KAST, an $80 million Series A stablecoin-powered neobank, spent last week fending off claims on social media after EtherFi co-founder Mike Silagadze posted a public attack. Silagadze called the company a scam operation, triggering a wider conversation about how KAST's terms of service allocate risk to customers.
The core friction sits in deposit custody. KAST operates a card and banking interface pegged to stablecoins, meaning users hold balances denominated in crypto assets like USDC. The company's terms specify how those holdings are segregated, insured, or exposed if KAST itself fails, the issuer of the stablecoin depeg, or a custodian goes under. Silagadze's criticism centered on language in those terms that, he argued, left users without clear recourse in failure scenarios.
The specifics matter. If KAST uses a shared custodial account rather than segregated wallet holdings for each user, a single point of failure can wipe all balances at once. If insurance coverage is capped below user balances, the gap becomes customer liability. If the stablecoin issuer faces a bank run, KAST customers face the same depeg risk as anyone else holding that token. Standard neobanks typically offer FDIC insurance on fiat deposits, but KAST's model replaces fiat with crypto assets, eliminating that federal backstop.
KAST has not publicly released a detailed breakdown of its custody arrangement, insurance partner, or cap amounts. Without those specifics, customers cannot independently verify whether their deposits sit in genuinely segregated accounts, what happens if the custodian fails, or what portion of their balance is covered in case of issuer insolvency.

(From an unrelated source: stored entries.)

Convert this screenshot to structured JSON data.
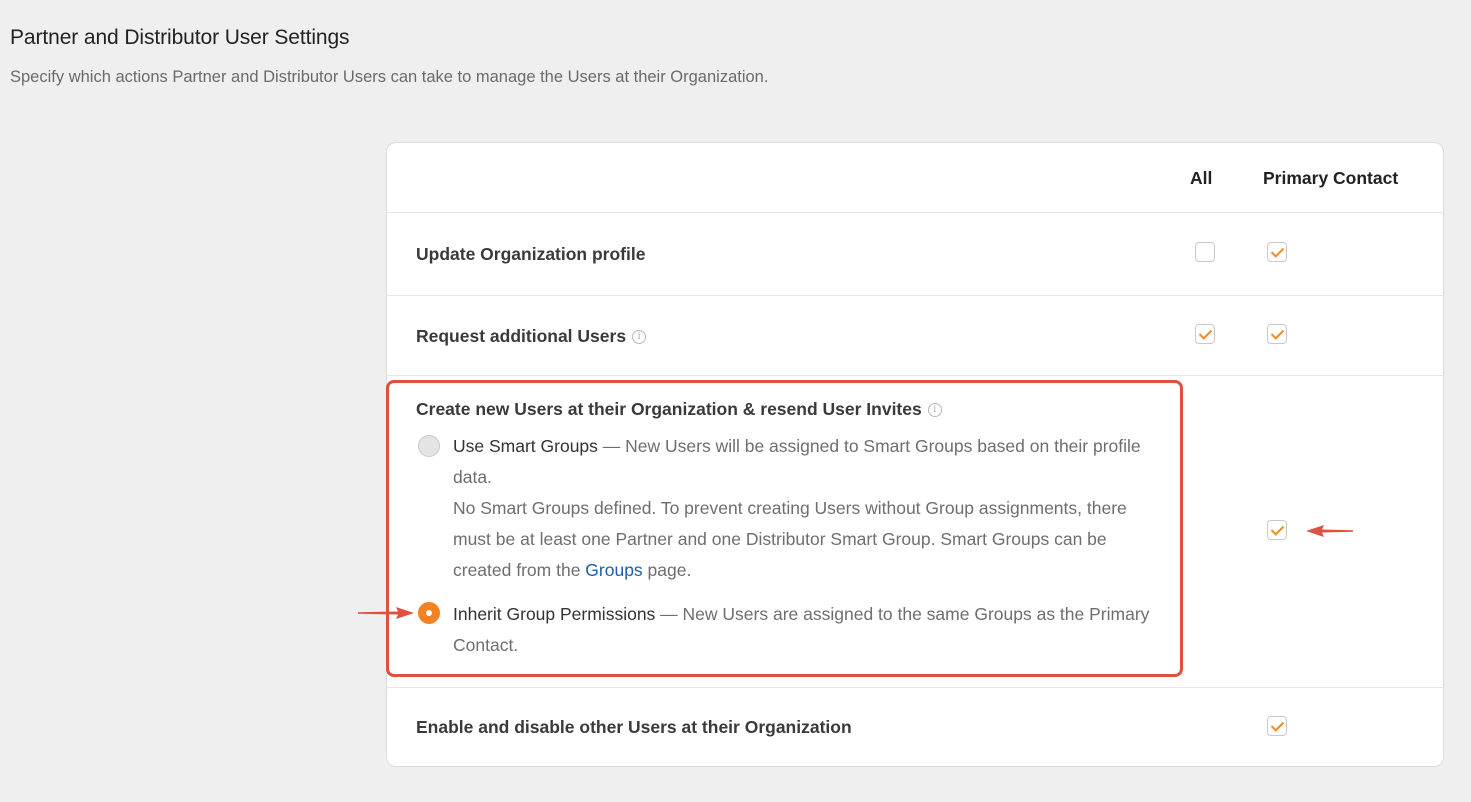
{
  "page": {
    "title": "Partner and Distributor User Settings",
    "description": "Specify which actions Partner and Distributor Users can take to manage the Users at their Organization."
  },
  "table": {
    "headers": {
      "all": "All",
      "primary_contact": "Primary Contact"
    },
    "rows": [
      {
        "label": "Update Organization profile",
        "all_checked": false,
        "primary_contact_checked": true
      },
      {
        "label": "Request additional Users",
        "info_icon": "info-icon",
        "all_checked": true,
        "primary_contact_checked": true
      },
      {
        "label": "Create new Users at their Organization & resend User Invites",
        "info_icon": "info-icon",
        "primary_contact_checked": true,
        "options": [
          {
            "name": "Use Smart Groups",
            "text": " — New Users will be assigned to Smart Groups based on their profile data.",
            "note_before_link": "No Smart Groups defined. To prevent creating Users without Group assignments, there must be at least one Partner and one Distributor Smart Group. Smart Groups can be created from the ",
            "link": "Groups",
            "note_after_link": " page.",
            "selected": false
          },
          {
            "name": "Inherit Group Permissions",
            "text": " — New Users are assigned to the same Groups as the Primary Contact.",
            "selected": true
          }
        ]
      },
      {
        "label": "Enable and disable other Users at their Organization",
        "primary_contact_checked": true
      }
    ]
  },
  "colors": {
    "accent": "#f58220",
    "annotation": "#e05040",
    "link": "#1f5ea8"
  }
}
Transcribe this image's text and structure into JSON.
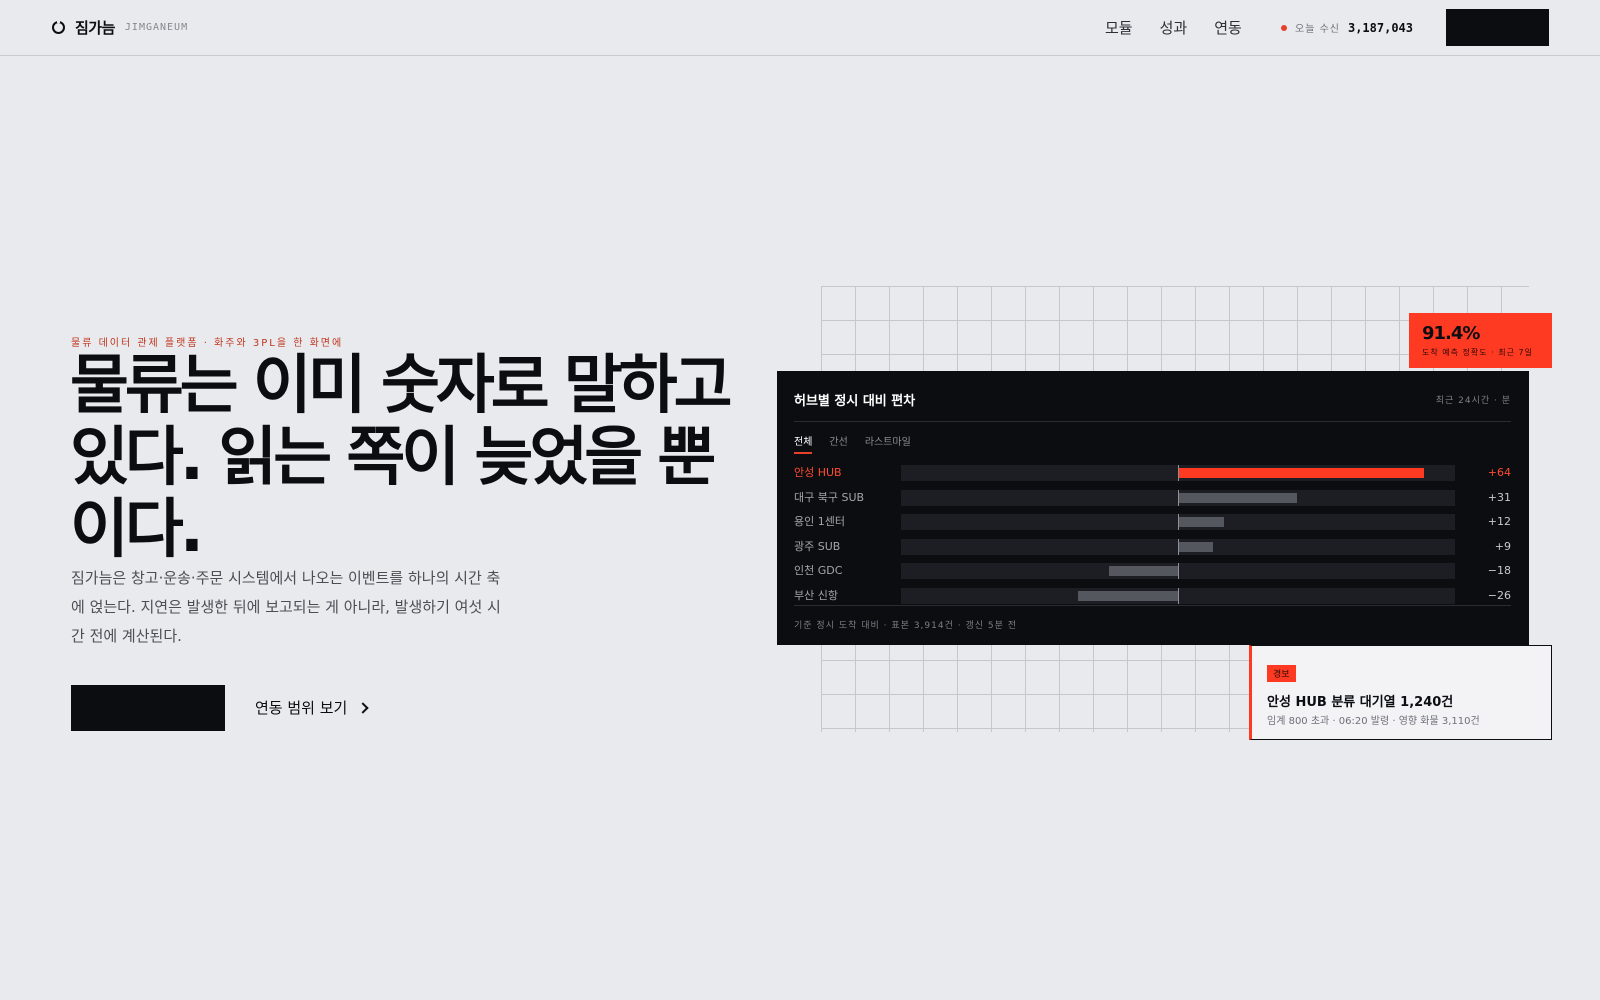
{
  "header": {
    "brand_name": "짐가늠",
    "brand_sub": "JIMGANEUM",
    "nav": [
      "모듈",
      "성과",
      "연동"
    ],
    "ticker_label": "오늘 수신",
    "ticker_value": "3,187,043",
    "cta_label": ""
  },
  "hero": {
    "eyebrow": "물류 데이터 관제 플랫폼 · 화주와 3PL을 한 화면에",
    "headline": "물류는 이미 숫자로 말하고 있다. 읽는 쪽이 늦었을 뿐이다.",
    "lede": "짐가늠은 창고·운송·주문 시스템에서 나오는 이벤트를 하나의 시간 축에 얹는다. 지연은 발생한 뒤에 보고되는 게 아니라, 발생하기 여섯 시간 전에 계산된다.",
    "primary_cta": "",
    "secondary_cta": "연동 범위 보기"
  },
  "panel": {
    "title": "허브별 정시 대비 편차",
    "meta": "최근 24시간 · 분",
    "tabs": [
      "전체",
      "간선",
      "라스트마일"
    ],
    "active_tab": 0,
    "footnote": "기준 정시 도착 대비 · 표본 3,914건 · 갱신 5분 전"
  },
  "chart_data": {
    "type": "bar",
    "orientation": "horizontal",
    "title": "허브별 정시 대비 편차",
    "unit": "분",
    "categories": [
      "안성 HUB",
      "대구 북구 SUB",
      "용인 1센터",
      "광주 SUB",
      "인천 GDC",
      "부산 신항"
    ],
    "values": [
      64,
      31,
      12,
      9,
      -18,
      -26
    ],
    "value_labels": [
      "+64",
      "+31",
      "+12",
      "+9",
      "−18",
      "−26"
    ],
    "highlight_index": 0,
    "xlim": [
      -72,
      72
    ],
    "colors": {
      "highlight": "#ff3a22",
      "default": "#55575e",
      "track": "#1c1e24"
    }
  },
  "stat": {
    "value": "91.4%",
    "caption": "도착 예측 정확도 · 최근 7일"
  },
  "alert": {
    "tag": "경보",
    "title": "안성 HUB 분류 대기열 1,240건",
    "detail": "임계 800 초과 · 06:20 발령 · 영향 화물 3,110건"
  },
  "colors": {
    "accent": "#ff3a22",
    "ink": "#0c0d11",
    "background": "#e9eaee"
  }
}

The dispute underscores a familiar tension in DeFi-adjacent fintech. Companies marketing simplicity and yield often bury risk allocation in terms no customer reads before signing up. Silagadze's public challenge forced KAST into a defensive posture rather than allowing those terms to operate in obscurity. Whether KAST's actual arrangements are sound or problematic remains unclear from public statements alone. The company did not respond to requests for comment on specific custody or insurance details.